LUIS MEJÍA, EFE
Una forma de hablar, oír, pensar y representar el universo por parte del animal simbólico que es el ser humano desaparece para siempre cada quince días: ese es el ritmo de extinción de las más de 6.700 lenguas que existen en el mundo.
En sólo dos generaciones, según calculan los filólogos y los lingüistas, habrán desaparecido más de la mitad de estas lenguas, o, por decir algo, se habrán perdido casi 4.000 formas de decir "amor".

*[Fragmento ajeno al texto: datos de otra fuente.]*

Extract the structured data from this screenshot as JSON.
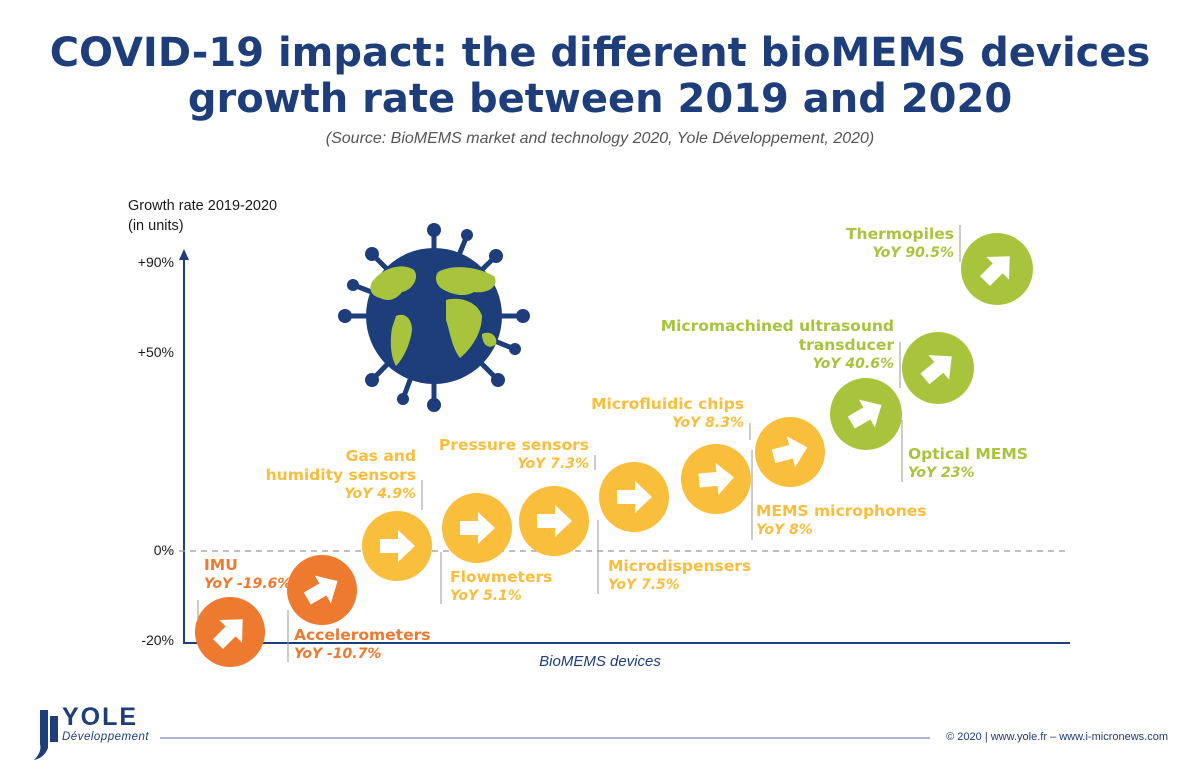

Esta semana se celebró por parte de la UNESCO, el Día Mundial de las Lenguas Maternas, en un 2008 que ya fue declarado por la ONU el Año Internacional de las Lenguas.
Según la UNESCO, las lenguas son vehículos de transmisión de los sistemas de valores y de las expresiones culturales, y constituyen un factor decisivo para la identidad de los grupos humanos y de las personas. Aún siendo un componente esencial del patrimonio viviente de la humanidad, como las define la organización cultural y educativa de la ONU, muchas están en peligro de extinción.
La mayoría de las lenguas están concentradas en unos pocos países, algunos de ellos con la imagen para el profano de ser lugares con un solo idioma.
Tal es el caso del hispanohablante México, que según el catálogo de la publicación especializada Ethnologue tiene nada menos que 297 lenguas vivas, aunque a algunas, como al uto-azteca Opata, les quedan pocas frases por pronunciar: en 1993 lo hablaban sólo once personas en el Distrito Federal y cuatro en el Estado de México. En otros países la cifra es digna de Babel: hay 820 lenguas en Papúa-Nueva Guinea, 737 en Indonesia, nada menos que 536 en Nigeria, 427 en la India y, aunque no llega a tantas, en Estados Unidos más de 300 lenguas han sobrevivido a la Conquista del Oeste.
En algunos países la tasa de extinción es vertiginosa. Brasil, país que tiene catalogadas 235 lenguas -y probablemente alguna por descubrir- ha visto morir 47 en el siglo XX.
Las 188 lenguas vivas brasileñas -excepto el portugués y el español- sufren la gran debilidad de pertenecer a comunidades muy pequeñas y dispersas.
El tamaño mínimo de una comunidad para que se considere que su lengua está fuera de peligro es de 100.000 personas, según los lingüistas.
El chino mandarín, desde luego, no está en riesgo: lo hablan cerca de 1.200 millones de personas. El segundo idioma más hablado, lógicamente, es la lengua franca de nuestro mundo, el inglés, con 500 millones. Le siguen el hindi, con 450 millones, el español, con 400, el ruso, con 290, el árabe con 230, el portugués con 190 y el francés con 125 millones.
En esta era de la comunicación, Internet es tanto la enfermedad como el remedio. La homogeneización lingüística que promueve, según los especialistas, queda redimida por su uso como herramienta de comunicación de los grupos dispersos que utilizan su lengua madre y así la mantienen.
El 60% de los usuarios de Internet lo hacen en inglés; los siguientes, de lejos, son los hispanohablantes, en un 9%, igual que los que usan el alemán, y el siguiente "e-idioma" es el japonés.
Las páginas web están escritas, en su mayoría (80%) en inglés, en alemán el 4% y en español sólo 1%.
Los lingüistas admiten que la muerte de una lengua es un fenómeno natural en la historia de todo grupo humano. "Nadie pudo nunca evitar la muerte de una lengua, ni mucho menos resucitarla", dice el filólogo Alberto Gómez Font.
El filólogo recuerda que, incluso recientemente, el presidente de uno de los países más ricos en lenguas autóctonas, Guatemala, se quejaba de esa riqueza por lo difícil que suponía llevar a cabo cualquier política de alfabetización.